Bernasindonesia.com - Dalam proses asesmen sebagai tahapan seleksi Jabatan Pimpinan Tinggi (JPT) Utama di lingkungan Badan Standardisasi Nasional (BSN) yang dilaksanakan Badan Kepegawaian Negara (BKN), Kepala BKN, Prof. Zudan, menilai bahwa pengisian jabatan strategis tidak lagi bisa dilakukan secara konvensional, melainkan harus berbasis pada manajemen talenta yang terukur dan berkelanjutan. Oleh karena itu, menurutnya, sistem seleksi JPT perlu disempurnakan dengan penerapan manajemen talenta secara menyeluruh.
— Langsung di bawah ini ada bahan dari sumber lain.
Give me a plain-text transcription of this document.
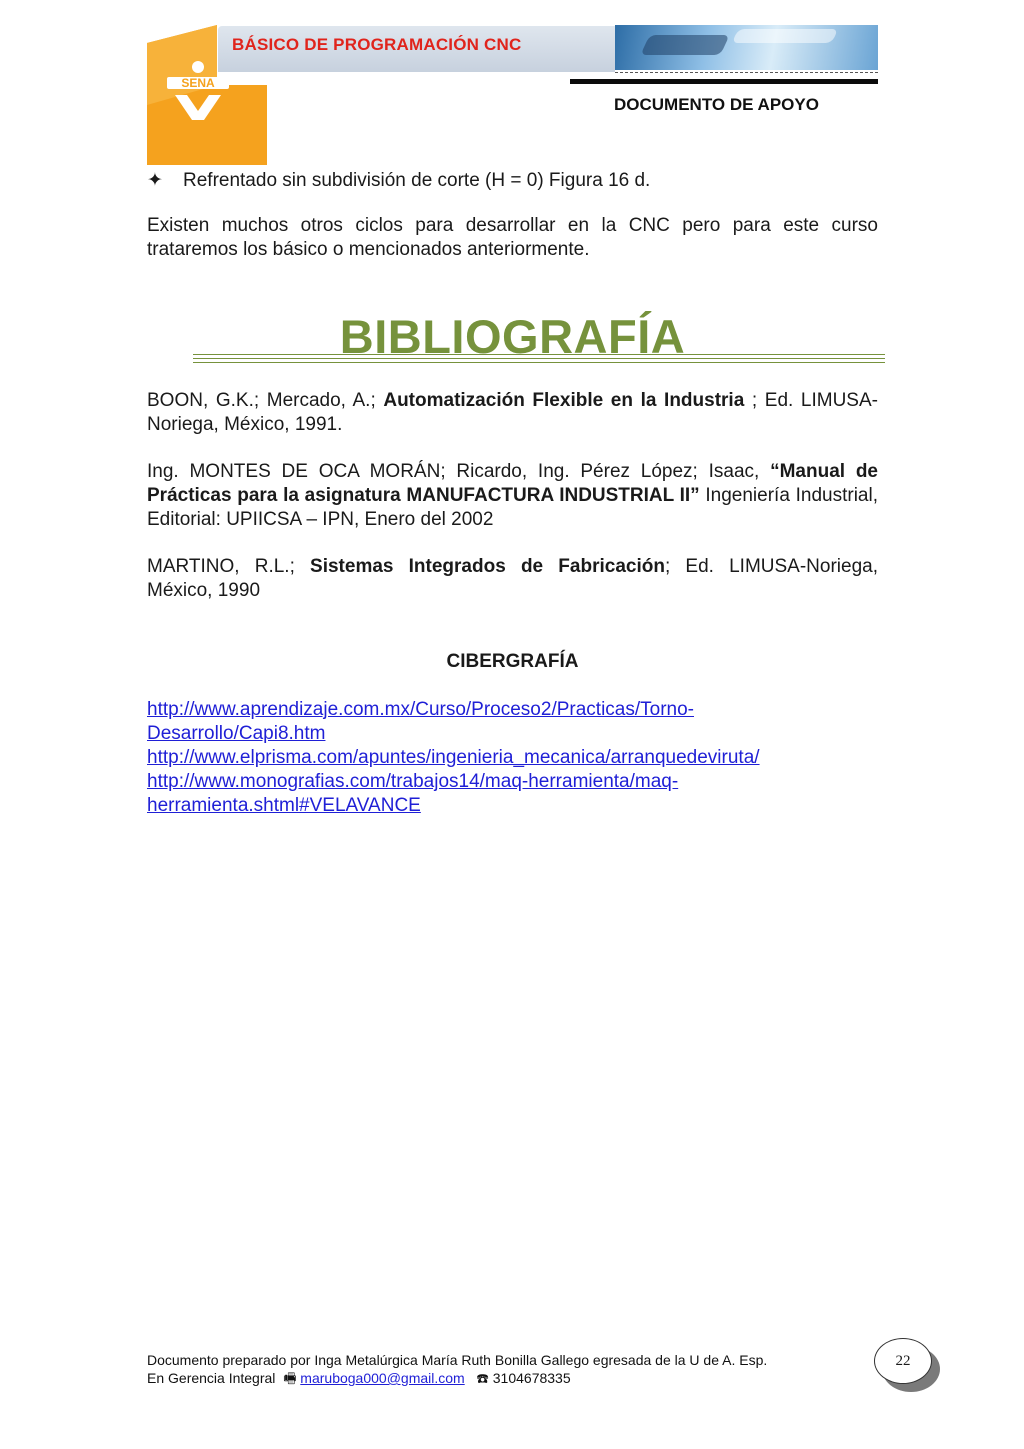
SENA
BÁSICO DE PROGRAMACIÓN CNC
DOCUMENTO DE APOYO
✦ Refrentado sin subdivisión de corte (H = 0) Figura 16 d.
Existen muchos otros ciclos para desarrollar en la CNC pero para este curso trataremos los básico o mencionados anteriormente.
BIBLIOGRAFÍA
BOON, G.K.; Mercado, A.; Automatización Flexible en la Industria ; Ed. LIMUSA-Noriega, México, 1991.
Ing. MONTES DE OCA MORÁN; Ricardo, Ing. Pérez López; Isaac, “Manual de Prácticas para la asignatura MANUFACTURA INDUSTRIAL II” Ingeniería Industrial, Editorial: UPIICSA – IPN, Enero del 2002
MARTINO, R.L.; Sistemas Integrados de Fabricación; Ed. LIMUSA-Noriega, México, 1990
CIBERGRAFÍA
http://www.aprendizaje.com.mx/Curso/Proceso2/Practicas/Torno-
Desarrollo/Capi8.htm
http://www.elprisma.com/apuntes/ingenieria_mecanica/arranquedeviruta/
http://www.monografias.com/trabajos14/maq-herramienta/maq-
herramienta.shtml#VELAVANCE
Documento preparado por Inga Metalúrgica María Ruth Bonilla Gallego egresada de la U de A. Esp.
En Gerencia Integral 🖷 maruboga000@gmail.com ☎ 3104678335
22
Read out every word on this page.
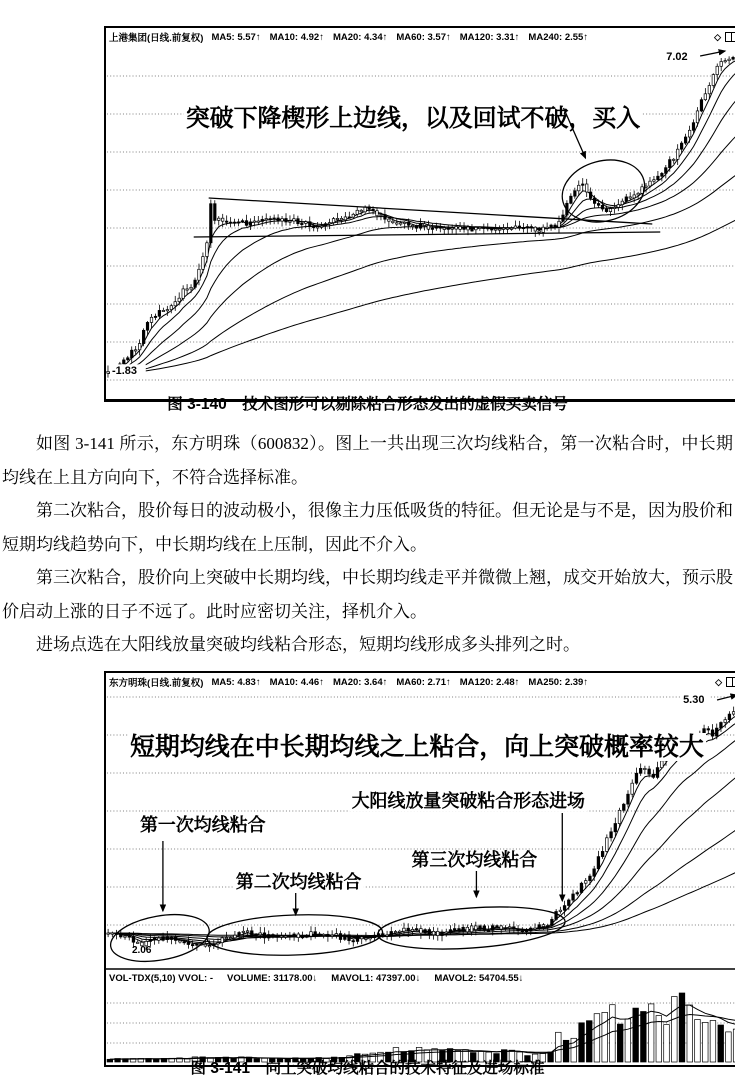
上港集团(日线.前复权) MA5: 5.57↑ MA10: 4.92↑ MA20: 4.34↑ MA60: 3.57↑ MA120: 3.31↑ MA240: 2.55↑	◇
突破下降楔形上边线，以及回试不破，买入
7.02
-1.83

图 3-140　技术图形可以剔除粘合形态发出的虚假买卖信号

如图 3-141 所示，东方明珠（600832）。图上一共出现三次均线粘合，第一次粘合时，中长期均线在上且方向向下，不符合选择标准。

第二次粘合，股价每日的波动极小，很像主力压低吸货的特征。但无论是与不是，因为股价和短期均线趋势向下，中长期均线在上压制，因此不介入。

第三次粘合，股价向上突破中长期均线，中长期均线走平并微微上翘，成交开始放大，预示股价启动上涨的日子不远了。此时应密切关注，择机介入。

进场点选在大阳线放量突破均线粘合形态，短期均线形成多头排列之时。

东方明珠(日线.前复权) MA5: 4.83↑ MA10: 4.46↑ MA20: 3.64↑ MA60: 2.71↑ MA120: 2.48↑ MA250: 2.39↑	◇
短期均线在中长期均线之上粘合，向上突破概率较大
大阳线放量突破粘合形态进场
第一次均线粘合
第二次均线粘合
第三次均线粘合
5.30
2.06
VOL-TDX(5,10) VVOL: -	VOLUME: 31178.00↓ MAVOL1: 47397.00↓ MAVOL2: 54704.55↓

图 3-141　向上突破均线粘合的技术特征及进场标准
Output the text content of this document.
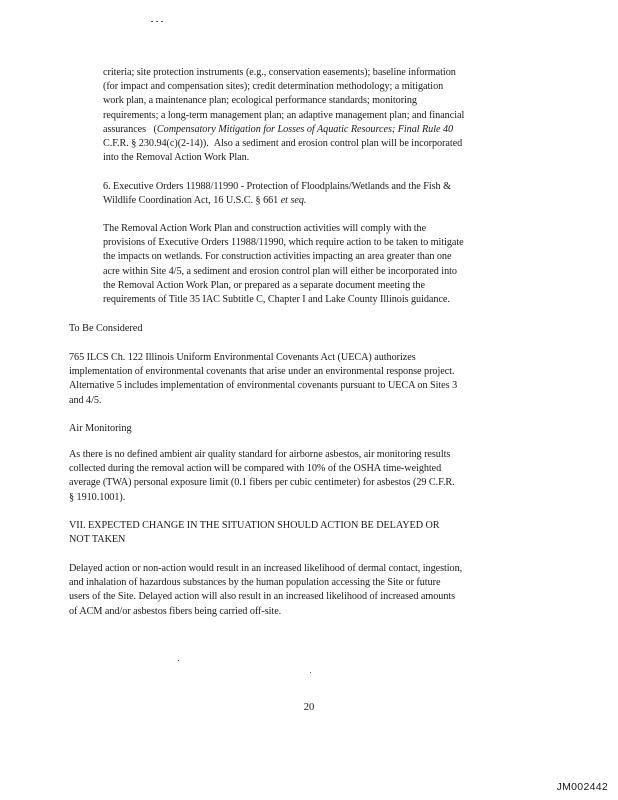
criteria; site protection instruments (e.g., conservation easements); baseline information
(for impact and compensation sites); credit determination methodology; a mitigation
work plan, a maintenance plan; ecological performance standards; monitoring
requirements; a long-term management plan; an adaptive management plan; and financial
assurances   (Compensatory Mitigation for Losses of Aquatic Resources; Final Rule 40
C.F.R. § 230.94(c)(2-14)). Also a sediment and erosion control plan will be incorporated
into the Removal Action Work Plan.
6. Executive Orders 11988/11990 - Protection of Floodplains/Wetlands and the Fish &
Wildlife Coordination Act, 16 U.S.C. § 661 et seq.
The Removal Action Work Plan and construction activities will comply with the
provisions of Executive Orders 11988/11990, which require action to be taken to mitigate
the impacts on wetlands. For construction activities impacting an area greater than one
acre within Site 4/5, a sediment and erosion control plan will either be incorporated into
the Removal Action Work Plan, or prepared as a separate document meeting the
requirements of Title 35 IAC Subtitle C, Chapter I and Lake County Illinois guidance.
To Be Considered
765 ILCS Ch. 122 Illinois Uniform Environmental Covenants Act (UECA) authorizes
implementation of environmental covenants that arise under an environmental response project.
Alternative 5 includes implementation of environmental covenants pursuant to UECA on Sites 3
and 4/5.
Air Monitoring
As there is no defined ambient air quality standard for airborne asbestos, air monitoring results
collected during the removal action will be compared with 10% of the OSHA time-weighted
average (TWA) personal exposure limit (0.1 fibers per cubic centimeter) for asbestos (29 C.F.R.
§ 1910.1001).
VII. EXPECTED CHANGE IN THE SITUATION SHOULD ACTION BE DELAYED OR
NOT TAKEN
Delayed action or non-action would result in an increased likelihood of dermal contact, ingestion,
and inhalation of hazardous substances by the human population accessing the Site or future
users of the Site. Delayed action will also result in an increased likelihood of increased amounts
of ACM and/or asbestos fibers being carried off-site.
20
JM002442
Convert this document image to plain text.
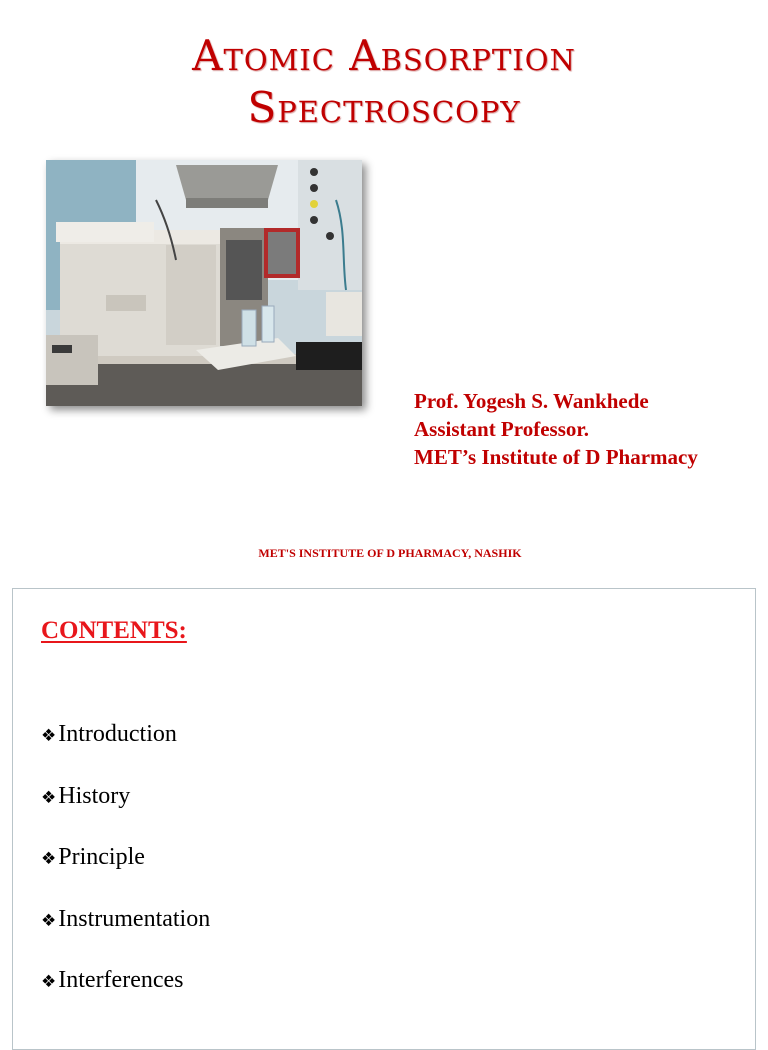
Atomic Absorption
Spectroscopy
Prof. Yogesh S. Wankhede
Assistant Professor.
MET’s Institute of D Pharmacy
MET'S INSTITUTE OF D PHARMACY, NASHIK
CONTENTS:
❖Introduction
❖History
❖Principle
❖Instrumentation
❖Interferences
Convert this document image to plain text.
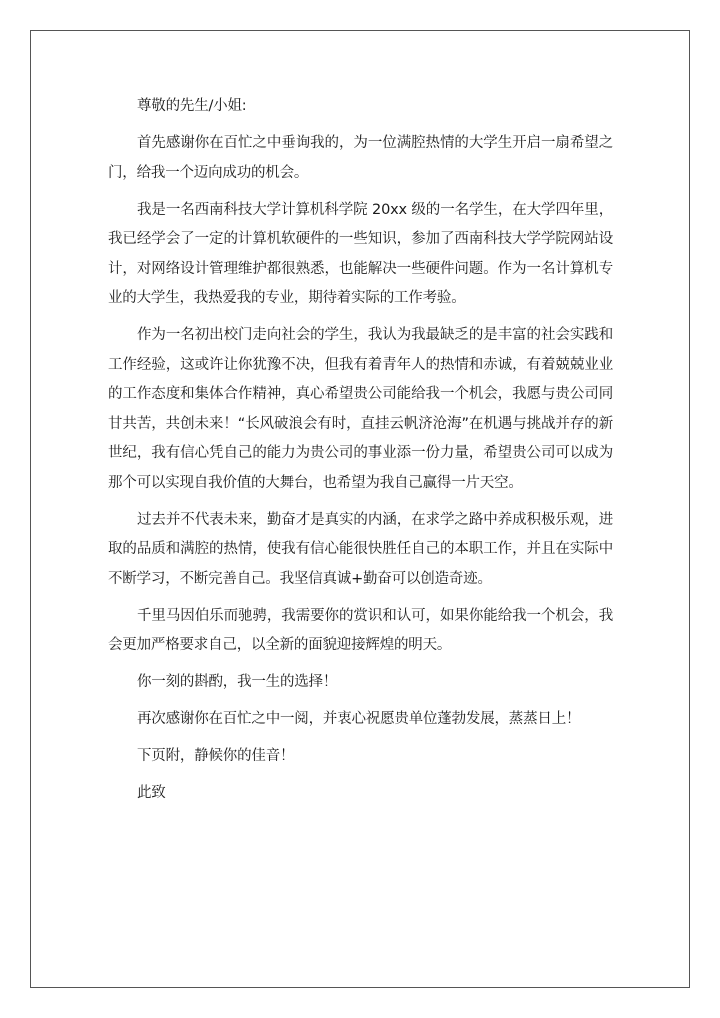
尊敬的先生/小姐:

首先感谢你在百忙之中垂询我的，为一位满腔热情的大学生开启一扇希望之门，给我一个迈向成功的机会。

我是一名西南科技大学计算机科学院 20xx 级的一名学生，在大学四年里，我已经学会了一定的计算机软硬件的一些知识，参加了西南科技大学学院网站设计，对网络设计管理维护都很熟悉，也能解决一些硬件问题。作为一名计算机专业的大学生，我热爱我的专业，期待着实际的工作考验。

作为一名初出校门走向社会的学生，我认为我最缺乏的是丰富的社会实践和工作经验，这或许让你犹豫不决，但我有着青年人的热情和赤诚，有着兢兢业业的工作态度和集体合作精神，真心希望贵公司能给我一个机会，我愿与贵公司同甘共苦，共创未来！“长风破浪会有时，直挂云帆济沧海”在机遇与挑战并存的新世纪，我有信心凭自己的能力为贵公司的事业添一份力量，希望贵公司可以成为那个可以实现自我价值的大舞台，也希望为我自己赢得一片天空。

过去并不代表未来，勤奋才是真实的内涵，在求学之路中养成积极乐观，进取的品质和满腔的热情，使我有信心能很快胜任自己的本职工作，并且在实际中不断学习，不断完善自己。我坚信真诚+勤奋可以创造奇迹。

千里马因伯乐而驰骋，我需要你的赏识和认可，如果你能给我一个机会，我会更加严格要求自己，以全新的面貌迎接辉煌的明天。

你一刻的斟酌，我一生的选择！

再次感谢你在百忙之中一阅，并衷心祝愿贵单位蓬勃发展，蒸蒸日上！

下页附，静候你的佳音！

此致
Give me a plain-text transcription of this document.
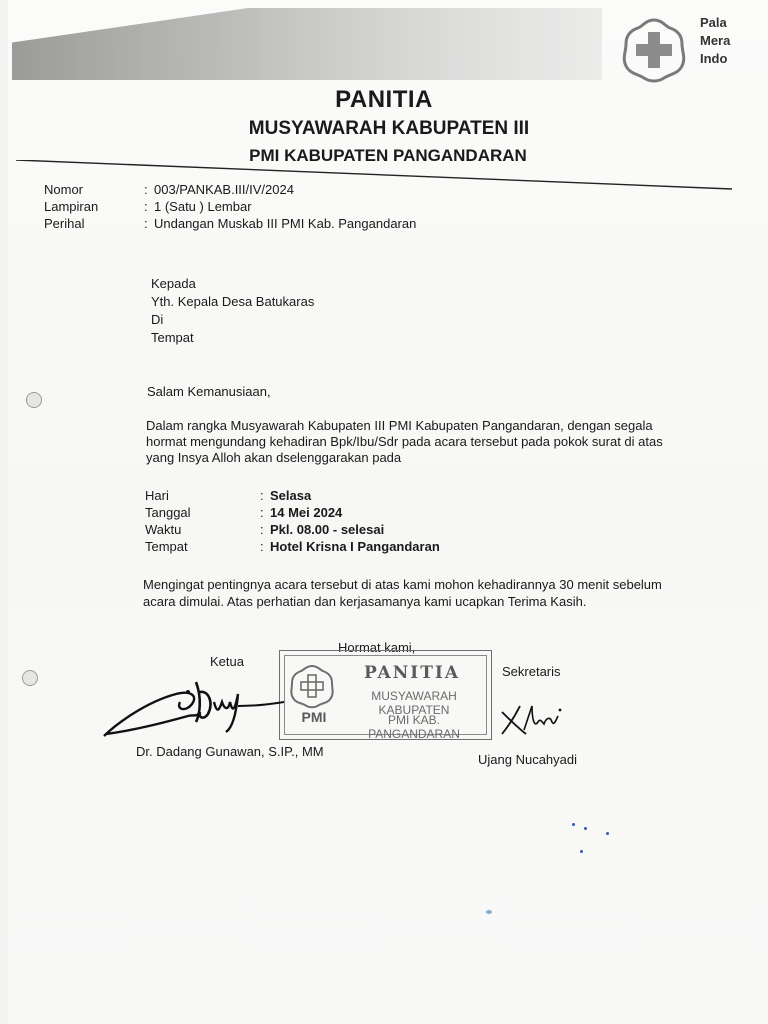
Pala
Mera
Indo
PANITIA
MUSYAWARAH KABUPATEN III
PMI KABUPATEN PANGANDARAN
Nomor	: 003/PANKAB.III/IV/2024
Lampiran	: 1 (Satu ) Lembar
Perihal	: Undangan Muskab III PMI Kab. Pangandaran
Kepada
Yth. Kepala Desa Batukaras
Di
Tempat
Salam Kemanusiaan,
Dalam rangka Musyawarah Kabupaten III PMI Kabupaten Pangandaran, dengan segala hormat mengundang kehadiran Bpk/Ibu/Sdr pada acara tersebut pada pokok surat di atas yang Insya Alloh akan dselenggarakan pada
Hari	: Selasa
Tanggal	: 14 Mei 2024
Waktu	: Pkl. 08.00 - selesai
Tempat	: Hotel Krisna I Pangandaran
Mengingat pentingnya acara tersebut di atas kami mohon kehadirannya 30 menit sebelum acara dimulai. Atas perhatian dan kerjasamanya kami ucapkan Terima Kasih.
Hormat kami,
Ketua
Sekretaris
PMI
PANITIA
MUSYAWARAH KABUPATEN
PMI KAB. PANGANDARAN
Dr. Dadang Gunawan, S.IP., MM
Ujang Nucahyadi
“BKN terus menyempurnakan sistem seleksi JPT agar benar-benar mampu memilih pejabat yang tepat pada posisi yang tepat. Sistem seleksi untuk memilih pejabat yang tepat dalam posisinya terus kita kembangkan dengan menggunakan manajemen talenta. Ini menjadi instrumen penting untuk mewadahi kader-kader terbaik sesuai kebutuhan dan spesifikasi jabatan,” ungkapnya.
Prof. Zudan juga menjelaskan dengan sistem manajemen talenta yang matang akan mempercepat proses pengisian jabatan tanpa mengorbankan kualitas. Jika sistem ini sudah terbentuk secara optimal, Prof. Zudan sebut pengisian jabatan dapat berlangsung lebih cepat karena proses suksesor telah dipersiapkan secara berjenjang.
“Kalau kepala jabatan kosong minggu ini, minggu depan seharusnya sudah bisa dilantik. Karena suksesornya sudah disiapkan secara sistematis dan berkelanjutan,” ujarnya optimistis.